Remembering that temperatures vary by only small degrees here the slow collapse of Summer into Autumn is really only evident through the noticeable fading light. Though we still have a lot more daylight than further south at this time, change is unmistakable. Crocosmia is in its pomp, a tough South African import that does very well here.


September sees the arrival of the last major festivals of the season. The penulimate is the Orkney International Science Festival  Sept 6th-12th, (2012), an eclectic mix of fresh insights, challenging ideas and lively activities. Topics range from astronomy to zoology, from renewable energy to rural transport, with world-class speakers from many places. Activities include talks and exhibitions – plus concerts, outings, art, music and ceilidhs.

In the decade that I have lived in Orkney, the Science Festival week has become a fixed date in my diary. Founded by the ubiquitous Howie Firth 20 year ago the festival is now well established on the world stage and can be a great mixture of arts, philosophy, metaphysics and science. It remains an outstanding week of discourse for all enquiring minds. It is based primarily in Kirkwall.

Following the brain food comes soul food with the Orkney Blues Festival 21st-23rd Sept (2012). This event has been revitalised and revamped in the last few years and has become a greatly enjoyable weekend with an intimate embiance and international line-up.

This time is autumn changeover for Orkney Birds. The endlessly light days begin to shorten and with the nearing end of summer things fall quiet; the summer visitors hopefully lead their young away for their first migration. Soon numbers start to drop and mass migration is underway. This also heralds the exciting possibilities of rare and unusual birds making unscheduled stops for food and rest.

During this time the winter visitors start to return and the seasonal change is confirmed with the first great skeins of Greylag geese arriving from Iceland.

The occupation of the fields and shore now starts to change. Thrushes from the northern climes; Redwings and Fieldfares, start to dominate the open spaces. Flocks of waders start to swell with incomers - Lapwing, Redshank, Curlew and Golden Plover increase; sometimes to flocks of a thousand birds or more.roofcut.jpg

From late August onward the country gardener awaits the first Autumn gales. These can arrive as early as August 20th or as late as mid-October. In all but the most protected gardens of Kirkwall or Stromness planting a genuinely Autumnal garden here would be a somewhat sole destroying and thankless task, for it will be viciously set about with wind driven baseball bats long before it has a chance to mature and you will be very lucky to see anything other than a badly battered version of your dreams.
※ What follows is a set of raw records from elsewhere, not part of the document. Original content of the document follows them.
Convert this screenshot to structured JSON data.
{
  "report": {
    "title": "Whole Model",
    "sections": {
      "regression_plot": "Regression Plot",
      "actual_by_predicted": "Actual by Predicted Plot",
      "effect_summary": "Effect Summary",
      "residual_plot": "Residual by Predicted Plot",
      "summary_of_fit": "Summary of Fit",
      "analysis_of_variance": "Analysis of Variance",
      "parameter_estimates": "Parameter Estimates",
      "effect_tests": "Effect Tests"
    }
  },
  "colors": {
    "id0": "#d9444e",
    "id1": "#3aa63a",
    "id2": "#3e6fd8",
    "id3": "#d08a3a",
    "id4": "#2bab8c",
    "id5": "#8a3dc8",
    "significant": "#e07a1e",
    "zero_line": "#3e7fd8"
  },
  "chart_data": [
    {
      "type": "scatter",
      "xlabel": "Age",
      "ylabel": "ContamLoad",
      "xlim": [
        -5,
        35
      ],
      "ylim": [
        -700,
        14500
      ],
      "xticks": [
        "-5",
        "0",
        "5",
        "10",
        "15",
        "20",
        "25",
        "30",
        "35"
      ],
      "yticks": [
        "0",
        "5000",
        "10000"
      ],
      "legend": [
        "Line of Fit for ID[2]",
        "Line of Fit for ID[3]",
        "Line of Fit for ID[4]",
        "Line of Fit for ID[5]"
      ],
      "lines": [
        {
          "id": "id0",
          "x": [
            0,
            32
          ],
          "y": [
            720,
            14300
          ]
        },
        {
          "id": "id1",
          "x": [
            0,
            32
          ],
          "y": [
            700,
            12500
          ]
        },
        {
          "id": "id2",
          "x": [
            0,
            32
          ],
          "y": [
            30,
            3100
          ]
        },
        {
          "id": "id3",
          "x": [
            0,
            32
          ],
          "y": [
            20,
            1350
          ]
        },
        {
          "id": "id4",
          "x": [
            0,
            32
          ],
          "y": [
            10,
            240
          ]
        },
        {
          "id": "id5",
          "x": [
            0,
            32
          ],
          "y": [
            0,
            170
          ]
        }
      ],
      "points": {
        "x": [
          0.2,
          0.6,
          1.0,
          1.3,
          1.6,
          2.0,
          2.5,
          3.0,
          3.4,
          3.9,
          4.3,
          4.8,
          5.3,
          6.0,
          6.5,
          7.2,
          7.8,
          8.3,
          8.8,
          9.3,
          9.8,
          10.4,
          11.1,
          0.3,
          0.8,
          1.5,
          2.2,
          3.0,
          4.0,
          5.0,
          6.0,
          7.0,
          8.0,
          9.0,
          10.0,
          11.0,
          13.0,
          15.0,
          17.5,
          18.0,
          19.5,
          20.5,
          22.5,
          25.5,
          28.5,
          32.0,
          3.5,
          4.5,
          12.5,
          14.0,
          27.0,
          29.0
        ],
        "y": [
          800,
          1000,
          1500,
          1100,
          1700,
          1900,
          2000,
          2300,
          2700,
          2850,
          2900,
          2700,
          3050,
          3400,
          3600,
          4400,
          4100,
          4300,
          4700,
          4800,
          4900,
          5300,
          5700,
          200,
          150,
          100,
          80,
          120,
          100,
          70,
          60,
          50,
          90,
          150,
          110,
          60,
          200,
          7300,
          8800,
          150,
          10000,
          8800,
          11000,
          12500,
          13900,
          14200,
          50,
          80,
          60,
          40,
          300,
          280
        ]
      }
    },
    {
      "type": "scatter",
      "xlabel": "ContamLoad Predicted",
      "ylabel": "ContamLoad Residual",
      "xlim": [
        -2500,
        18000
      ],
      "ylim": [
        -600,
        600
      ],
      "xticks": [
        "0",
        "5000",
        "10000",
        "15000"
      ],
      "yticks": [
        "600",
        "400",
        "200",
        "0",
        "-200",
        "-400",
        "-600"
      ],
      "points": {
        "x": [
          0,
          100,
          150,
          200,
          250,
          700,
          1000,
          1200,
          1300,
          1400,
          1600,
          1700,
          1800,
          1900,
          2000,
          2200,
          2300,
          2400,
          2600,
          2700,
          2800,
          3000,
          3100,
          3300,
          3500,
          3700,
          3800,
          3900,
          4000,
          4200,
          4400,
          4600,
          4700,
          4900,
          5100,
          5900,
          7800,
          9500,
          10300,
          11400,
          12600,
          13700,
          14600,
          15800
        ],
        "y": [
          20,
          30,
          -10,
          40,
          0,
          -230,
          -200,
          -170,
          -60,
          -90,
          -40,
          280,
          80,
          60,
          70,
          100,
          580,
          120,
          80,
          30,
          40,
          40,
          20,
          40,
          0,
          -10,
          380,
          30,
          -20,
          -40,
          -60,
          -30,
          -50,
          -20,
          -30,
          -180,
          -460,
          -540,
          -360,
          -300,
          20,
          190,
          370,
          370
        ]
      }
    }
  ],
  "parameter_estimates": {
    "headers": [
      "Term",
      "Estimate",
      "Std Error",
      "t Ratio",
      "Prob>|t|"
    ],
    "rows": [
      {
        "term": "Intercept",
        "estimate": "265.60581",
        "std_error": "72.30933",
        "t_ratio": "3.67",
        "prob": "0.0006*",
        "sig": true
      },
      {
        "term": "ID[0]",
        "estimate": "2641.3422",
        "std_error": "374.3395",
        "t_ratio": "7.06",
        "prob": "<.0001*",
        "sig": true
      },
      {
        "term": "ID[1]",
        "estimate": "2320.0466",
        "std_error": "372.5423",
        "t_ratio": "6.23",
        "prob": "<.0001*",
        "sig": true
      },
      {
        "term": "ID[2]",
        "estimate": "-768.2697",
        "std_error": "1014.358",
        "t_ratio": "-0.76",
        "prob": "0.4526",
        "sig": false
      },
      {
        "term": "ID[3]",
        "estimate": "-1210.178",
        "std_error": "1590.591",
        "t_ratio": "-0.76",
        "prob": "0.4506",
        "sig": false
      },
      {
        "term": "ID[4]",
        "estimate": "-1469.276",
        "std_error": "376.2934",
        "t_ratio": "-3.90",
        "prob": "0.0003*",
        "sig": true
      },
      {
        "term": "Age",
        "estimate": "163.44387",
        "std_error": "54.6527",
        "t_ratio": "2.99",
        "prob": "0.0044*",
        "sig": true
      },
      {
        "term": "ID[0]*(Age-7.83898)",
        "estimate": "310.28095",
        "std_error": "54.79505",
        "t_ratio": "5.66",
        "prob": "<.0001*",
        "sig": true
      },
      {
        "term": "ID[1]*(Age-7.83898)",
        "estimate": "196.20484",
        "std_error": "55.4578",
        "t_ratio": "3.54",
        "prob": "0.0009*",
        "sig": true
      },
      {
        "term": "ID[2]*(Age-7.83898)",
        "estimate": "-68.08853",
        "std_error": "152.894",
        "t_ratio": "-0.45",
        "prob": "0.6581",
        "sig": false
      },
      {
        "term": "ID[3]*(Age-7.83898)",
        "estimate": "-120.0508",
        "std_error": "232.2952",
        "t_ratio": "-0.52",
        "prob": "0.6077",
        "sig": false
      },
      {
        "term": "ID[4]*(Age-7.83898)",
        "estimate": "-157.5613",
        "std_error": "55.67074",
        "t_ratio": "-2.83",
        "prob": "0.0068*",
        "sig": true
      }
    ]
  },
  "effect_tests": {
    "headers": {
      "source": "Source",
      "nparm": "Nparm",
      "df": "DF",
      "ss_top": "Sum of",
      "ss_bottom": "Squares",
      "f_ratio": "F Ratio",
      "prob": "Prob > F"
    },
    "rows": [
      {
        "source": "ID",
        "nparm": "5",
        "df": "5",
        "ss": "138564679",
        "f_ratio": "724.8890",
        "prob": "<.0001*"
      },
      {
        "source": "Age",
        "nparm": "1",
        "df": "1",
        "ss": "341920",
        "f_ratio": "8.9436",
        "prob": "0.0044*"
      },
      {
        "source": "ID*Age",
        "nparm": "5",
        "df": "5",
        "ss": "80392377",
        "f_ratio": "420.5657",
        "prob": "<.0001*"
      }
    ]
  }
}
For us at Heddle it is the time of year to cut the grass on the turf roof, an annual event to keep out perennial weed development.


Of course some years the first autumn storms are late and these years allow the garden to reach a degree of beauty and maturity that keeps us going through the bad times. Blooming Potentila keeps going well into November and sometimes the garden keeps looking great far longer than you had ever hoped.

In both 2006/7 September through to Mid-October have been the best time to be here.

With the ending of the school holidays and the general slowing down of the season the island feels emptier and with the best weather of the year added to this general absence of folk those who have been lucky enough to be here have had a great bonus. Not so true in 2008 when the Summer closed on Sept 30th and Winter started on October 1st. But that is life in the Northern Isles.

After much hard work and discussion by some key individuals 2010 saw the welcome re-birth of the Orkney Story Telling Festival. This turned out to be a very successful  Autumnal weekend of fireside tales and local legends told by a mixture of splendid local and international storytelling Masters. This year it is scheduled for the weekend of 25th-28th October (2012). A welcome late season addition to the diary I am sure this event will continue to go from strength to strength as the years go by, building on the great success of 2011.